Materials Science

Graphene based wireless 'tooth tattoo' sensor to detect bacteria

Who? 

Manu Sebastian Mannoor, Graduate student
Mechanical and Aerospace Engineering, Princeton University
manus@princeton.edu

What?

The fundamental question we are trying to answer is whether we can directly interface highly sensitive sensors based on nanomaterial graphene with biological materials, such as tooth enamel and skin. Further, we have investigated the capability of such bio-interfaced sensors to demonstrate on-body, real-time monitoring of disease causing pathogens.

How? 

We fabricate our sensors in the dust-free environment of a clean-room facility. We do the characterization of devices using various hardware and equipment in our lab. We also do our electrical sensing measurements in a lab where we can prepare the required chemicals and biological materials.

Why?

We were able to demonstrate that highly sensitive sensors constructed using a nanomaterial called graphene can be directly interfaced with biomaterials such as tooth enamel and skin. We functionalized such sensors with  biomolecules called peptides to specifically recognize and detect bacteria (such as E. coli) with a sensitivity of single cell level.

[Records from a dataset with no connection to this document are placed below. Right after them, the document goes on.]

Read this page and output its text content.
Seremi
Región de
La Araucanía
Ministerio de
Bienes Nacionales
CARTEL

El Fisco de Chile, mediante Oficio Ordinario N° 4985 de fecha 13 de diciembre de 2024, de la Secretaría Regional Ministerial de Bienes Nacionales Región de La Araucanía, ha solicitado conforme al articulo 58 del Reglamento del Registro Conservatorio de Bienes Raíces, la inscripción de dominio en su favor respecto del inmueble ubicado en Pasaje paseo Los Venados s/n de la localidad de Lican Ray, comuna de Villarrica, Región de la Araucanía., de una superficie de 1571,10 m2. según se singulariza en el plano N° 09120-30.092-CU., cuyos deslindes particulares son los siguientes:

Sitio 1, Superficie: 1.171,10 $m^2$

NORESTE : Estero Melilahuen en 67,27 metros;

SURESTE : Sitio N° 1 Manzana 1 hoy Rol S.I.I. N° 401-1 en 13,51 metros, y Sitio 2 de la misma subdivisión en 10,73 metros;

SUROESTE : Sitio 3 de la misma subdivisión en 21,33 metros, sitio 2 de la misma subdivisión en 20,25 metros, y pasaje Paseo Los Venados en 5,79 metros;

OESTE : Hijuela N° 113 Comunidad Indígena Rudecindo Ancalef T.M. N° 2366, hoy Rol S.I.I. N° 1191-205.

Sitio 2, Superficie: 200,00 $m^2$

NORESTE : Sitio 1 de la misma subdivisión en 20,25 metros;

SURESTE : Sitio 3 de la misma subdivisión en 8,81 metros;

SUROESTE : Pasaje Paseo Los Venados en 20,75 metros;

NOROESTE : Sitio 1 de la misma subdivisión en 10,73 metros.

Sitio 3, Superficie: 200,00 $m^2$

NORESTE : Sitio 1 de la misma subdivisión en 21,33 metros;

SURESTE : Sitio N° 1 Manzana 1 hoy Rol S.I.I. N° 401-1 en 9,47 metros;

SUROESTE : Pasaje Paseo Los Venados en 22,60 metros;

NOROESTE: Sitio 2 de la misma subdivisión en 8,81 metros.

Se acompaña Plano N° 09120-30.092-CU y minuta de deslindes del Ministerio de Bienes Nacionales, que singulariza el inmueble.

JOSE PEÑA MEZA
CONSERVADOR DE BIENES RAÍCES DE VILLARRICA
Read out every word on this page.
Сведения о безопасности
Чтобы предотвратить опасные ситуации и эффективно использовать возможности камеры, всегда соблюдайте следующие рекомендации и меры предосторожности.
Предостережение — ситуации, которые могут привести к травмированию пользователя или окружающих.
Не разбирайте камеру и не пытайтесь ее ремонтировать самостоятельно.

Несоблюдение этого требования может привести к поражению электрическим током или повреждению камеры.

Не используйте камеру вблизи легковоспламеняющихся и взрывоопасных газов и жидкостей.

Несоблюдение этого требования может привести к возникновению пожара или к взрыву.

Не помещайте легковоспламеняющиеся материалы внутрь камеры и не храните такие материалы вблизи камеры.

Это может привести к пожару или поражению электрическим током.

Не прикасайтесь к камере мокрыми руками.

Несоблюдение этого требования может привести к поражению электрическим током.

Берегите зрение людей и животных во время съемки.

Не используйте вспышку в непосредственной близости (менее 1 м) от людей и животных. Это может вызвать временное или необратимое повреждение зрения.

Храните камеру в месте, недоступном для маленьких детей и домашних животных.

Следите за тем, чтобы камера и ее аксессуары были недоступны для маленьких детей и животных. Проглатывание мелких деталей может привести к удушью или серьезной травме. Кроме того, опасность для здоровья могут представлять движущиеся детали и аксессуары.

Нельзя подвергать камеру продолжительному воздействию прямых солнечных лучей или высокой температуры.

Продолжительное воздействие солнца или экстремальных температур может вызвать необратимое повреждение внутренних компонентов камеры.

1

Further, integration of  a coil antenna to the tooth mount sensors enabled it to operate in a battery-free, wireless manner to monitor and detect stomach cancer causing bacteria present in the saliva in real-time.  This demonstrates the possibility of providing on-body health quality monitoring. We also integrated such sensors with hospital equipment to monitor staph aureus “superbugs”, demonstrating the possibility of providing hospital sanitation monitoring.

The challenges that remain include: 1. Improving the selectivity of the sensor towards specific bacteria
2. Shrinking the size of the sensor with the wireless component to fit a human molar.  (The image shows our sensor on a cow’s tooth.)